— Гляжу, опять я напугал тебя своими страшными сказками?
Ваня в темноте погладил его шероховатую, присборенную чужой снайперской пулей левую руку: дедушка уже рассказывал ему, что пуля попала меж пальцев, прошла вдоль кости.
— Нет, не напугал. Я просто думаю, дедушка.
— Думай, сынок. Обо всем думай. И об этом тоже. Человек все должен знать…
Разговор постепенно умолк. Стало совсем тихо, и лишь снаружи доносился таинственный шум полуночной пармы. Да незаметно таяла свеча: огонь, упрятанный в тесный сальник, зыблется, слабо освещая закопченные бревна стен.
Впереди залаял Сюдай.
Солдат Иван замедлил шаг, обернулся к Ване, шагающему следом, сказал шепотом:
— На крупного зверя лает. Медведь или лось… Давай-ка мы, Ванюша, сменим дробь на пули.
Оба перезарядили ружья. При этом руки Вани слегка задрожали.
Лай близился. Они подбирались к месту тихими перебежками. Но медвежьего ворчания не было слышно, хотя он и должен был сердиться на досаждавшего пса.
Достигли берега Черного ручья, и здесь, на едва заметной охотничьей тропке, по которой они добирались до этих мест, увидели громадную тушу лося — брюхо вздуто, как бочка.
— В петлю угодил! — сказал Солдат Иван, бросившись к несчастному животному. Ваня следом.
Глядят: от неподвижного тела лосихи отделился и едва приподнял головенку детеныш.

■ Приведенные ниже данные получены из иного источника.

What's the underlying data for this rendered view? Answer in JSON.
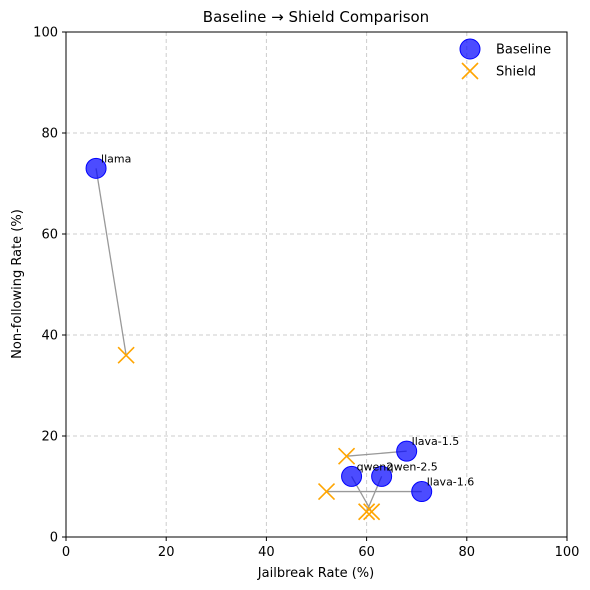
{
  "chart_data": {
    "type": "scatter",
    "title": "Baseline → Shield Comparison",
    "xlabel": "Jailbreak Rate (%)",
    "ylabel": "Non-following Rate (%)",
    "xlim": [
      0,
      100
    ],
    "ylim": [
      0,
      100
    ],
    "xticks": [
      "0",
      "20",
      "40",
      "60",
      "80",
      "100"
    ],
    "yticks": [
      "0",
      "20",
      "40",
      "60",
      "80",
      "100"
    ],
    "grid": true,
    "legend_position": "top-right",
    "series": [
      {
        "name": "Baseline",
        "marker": "circle",
        "color": "#0000ff"
      },
      {
        "name": "Shield",
        "marker": "x",
        "color": "#ffa500"
      }
    ],
    "connector_color": "#999999",
    "points": [
      {
        "label": "llama",
        "baseline": [
          6,
          73
        ],
        "shield": [
          12,
          36
        ]
      },
      {
        "label": "llava-1.5",
        "baseline": [
          68,
          17
        ],
        "shield": [
          56,
          16
        ]
      },
      {
        "label": "qwen-2.5",
        "baseline": [
          63,
          12
        ],
        "shield": [
          60,
          5
        ]
      },
      {
        "label": "qwen2",
        "baseline": [
          57,
          12
        ],
        "shield": [
          61,
          5
        ]
      },
      {
        "label": "llava-1.6",
        "baseline": [
          71,
          9
        ],
        "shield": [
          52,
          9
        ]
      }
    ]
  }
}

Он пытался встать на свои длинные ножки, но не мог: ноги подламывались, он падал, а Сюдай, видя живность, с рычанием бросался на него — того и гляди, придушит.
Дед с внуком пинками отогнали собаку, потом Солдат Иван схватил Сюдая за ошейник, а Ваня склонился над бедным лосенком. Приласкал, погладил дрожащую шелковистую шкурку.
Судя по всему, мать давно уж погибла. Голова на вытянутой, растерзанной до крови шее висела в петле. Но малыш, наверное, еще не различал, что живо, а что мертво: он лежал у материнского вымени, в голоде тычась губами и недоумевая, отчего так похолодели сосцы и совсем не стало в них молока…
— Ах ты, бедняга! — Ваня погладил дрожащего лосенка и сам чуть не заплакал. Жалко ему попавшего в беду беспомощного малыша, а еще жальче лосиху: он даже смотреть на нее не может, от одного ее вида темнеет в глазах.
Ваня с трудом приподнял лосенка, перетащил в сторону, уложил на сухой ягель возле сосны.
Солдат Иван тем временем освободил из петли голову лосихи. «Петля точь-в-точь такая же… Стало быть, одни и те же руки шкодят…» — думает он.
— Да чтоб этому душегубу, язви его в корень, самому когда-нибудь вот так удавиться! — говорит вслух.